Todos tenemos algo de
calaveras más o menos. ¿Quién no hace locuras y disparates alguna
vez en su vida?¿Quién no ha hecho versos, quién no ha creído en
alguna mujer, quién no se ha dado malos ratos algún día por ella,
quién no ha prestado dinero, quién no lo ha debido, quién no ha
abandonado alguna cosa que le importase por otra que le gustase?
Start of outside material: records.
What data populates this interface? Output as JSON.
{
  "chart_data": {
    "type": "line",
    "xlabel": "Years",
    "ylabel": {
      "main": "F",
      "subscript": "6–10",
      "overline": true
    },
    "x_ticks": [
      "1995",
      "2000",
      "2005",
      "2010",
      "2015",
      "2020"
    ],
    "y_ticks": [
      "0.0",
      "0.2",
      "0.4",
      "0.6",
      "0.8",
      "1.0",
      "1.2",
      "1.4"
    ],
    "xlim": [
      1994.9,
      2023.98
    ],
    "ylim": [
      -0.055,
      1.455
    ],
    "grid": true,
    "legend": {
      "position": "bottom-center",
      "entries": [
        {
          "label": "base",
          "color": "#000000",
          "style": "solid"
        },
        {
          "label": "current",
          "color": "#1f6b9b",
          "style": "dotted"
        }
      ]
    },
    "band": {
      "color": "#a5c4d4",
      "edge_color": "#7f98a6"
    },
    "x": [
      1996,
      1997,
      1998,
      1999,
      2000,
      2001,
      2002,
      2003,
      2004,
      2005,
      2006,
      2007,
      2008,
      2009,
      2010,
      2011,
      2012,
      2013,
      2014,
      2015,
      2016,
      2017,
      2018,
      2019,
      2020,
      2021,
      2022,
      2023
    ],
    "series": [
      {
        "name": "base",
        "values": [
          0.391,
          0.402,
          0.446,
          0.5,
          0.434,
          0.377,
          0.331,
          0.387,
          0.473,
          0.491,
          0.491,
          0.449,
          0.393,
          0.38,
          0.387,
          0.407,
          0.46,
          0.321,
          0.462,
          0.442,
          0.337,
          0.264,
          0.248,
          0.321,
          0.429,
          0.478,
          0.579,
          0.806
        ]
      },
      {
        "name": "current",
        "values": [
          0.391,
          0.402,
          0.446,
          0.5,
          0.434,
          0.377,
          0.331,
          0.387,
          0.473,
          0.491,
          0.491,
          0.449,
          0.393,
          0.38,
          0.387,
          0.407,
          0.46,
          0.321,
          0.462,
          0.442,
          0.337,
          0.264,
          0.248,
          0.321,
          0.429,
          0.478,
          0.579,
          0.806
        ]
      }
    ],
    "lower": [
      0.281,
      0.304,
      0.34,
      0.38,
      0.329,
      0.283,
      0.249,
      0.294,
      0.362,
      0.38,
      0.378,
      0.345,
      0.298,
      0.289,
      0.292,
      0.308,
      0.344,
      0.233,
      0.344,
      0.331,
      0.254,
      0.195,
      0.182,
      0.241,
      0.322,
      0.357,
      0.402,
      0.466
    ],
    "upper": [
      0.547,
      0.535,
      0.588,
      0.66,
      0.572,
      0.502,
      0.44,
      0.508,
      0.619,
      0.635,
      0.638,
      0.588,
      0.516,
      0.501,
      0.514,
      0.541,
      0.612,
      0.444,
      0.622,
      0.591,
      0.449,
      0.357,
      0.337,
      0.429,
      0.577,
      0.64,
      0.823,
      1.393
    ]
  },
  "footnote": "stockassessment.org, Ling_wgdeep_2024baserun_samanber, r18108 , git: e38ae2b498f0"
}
¿Quién no se casa, en fin?... Todos lo somos; pero así corno no se
llama locos sino a aquellos cuya locura no está en armonía con la
de los más, así sólo se llama calaveras a aquellos cuya serie de
acciones continuadas son diferentes de las que los otros tuvieran en
iguales casos. El calavera se divide y subdivide hasta lo infinito, y
es difícil encontrar en la naturaleza una especie que presente al
observador mayor número de castas distintas; tienen todas, empero,
un tipo común de donde parten, y en rigor sólo dos son las
calidades esenciales que determinan su ser, y que las reúnen en una
sola especie; en ellas se reconoce al calavera, de cualquier casta
que sea.
1.º El calavera debe
tener por base de su ser lo que se llama talento natural por unos;
despejo por otros; viveza por los más; entiéndase esto bien:
talento natural, es decir, no cultivado. Esto se explica: toda clase
de estudio profundo, o de extensa instrucción, sería lastre
demasiado pesado que se opondría a esa ligereza, que es una de sus
más amables cualidades.
2.º El calavera debe
tener lo que se llama en el mundo poca aprensión. No se interprete
esto tampoco en mal sentido. Todo lo contrario. Esta poca aprensión
es aquella indiferencia filosófica con que considera el qué dirán
el que no hace más que cosas naturales, el que no hace cosas
vergonzosas. Se reduce a arrostrar en todas nuestras acciones la
publicidad, a vivir ante los otros, más para ellos que para uno
mismo. El calavera es un hombre público cuyos actos todos pasan por
el tamiz de la opinión, saliendo de él más depurados. Es un
espectáculo cuyo telón está siempre descorrido; quítenselo los
espectadores, y adiós teatro. Sabido es que con mucha aprensión no
hay teatro.
El talento natural, pues,
y la poca aprensión son las dos cualidades distintivas de la
especie: sin ellas no se da calavera. Un tonto, un timorato del qué
dirán, no lo serán jamás. Sería tiempo perdido.
El calavera se divide en
silvestre y doméstico.
El calavera silvestre es
hombre de la plebe, sin educación ninguna y sin modales; es el
capataz del barrio, tiene honores de jaque, habla andaluz; su
conversación va salpicada de chistes; enciende un cigarro en otro,
escupe por el colmillo; convida siempre y nadie paga donde está él;
es chulo nato; dos cosas son indispensables a su existencia: la
querida, que es manola, condición sine qua non, y la navaja, que es
grande; por un quítame allá esas pajas le da honrosa sepultura en
un cuerpo humano. Sus manos siempre están ocupadas: o empaqueta el
cigarro, o saca la navaja, o tercia la capa, o se cala el chapeo, o
se aprieta la faja, o vibra el garrote: siempre está haciendo algo.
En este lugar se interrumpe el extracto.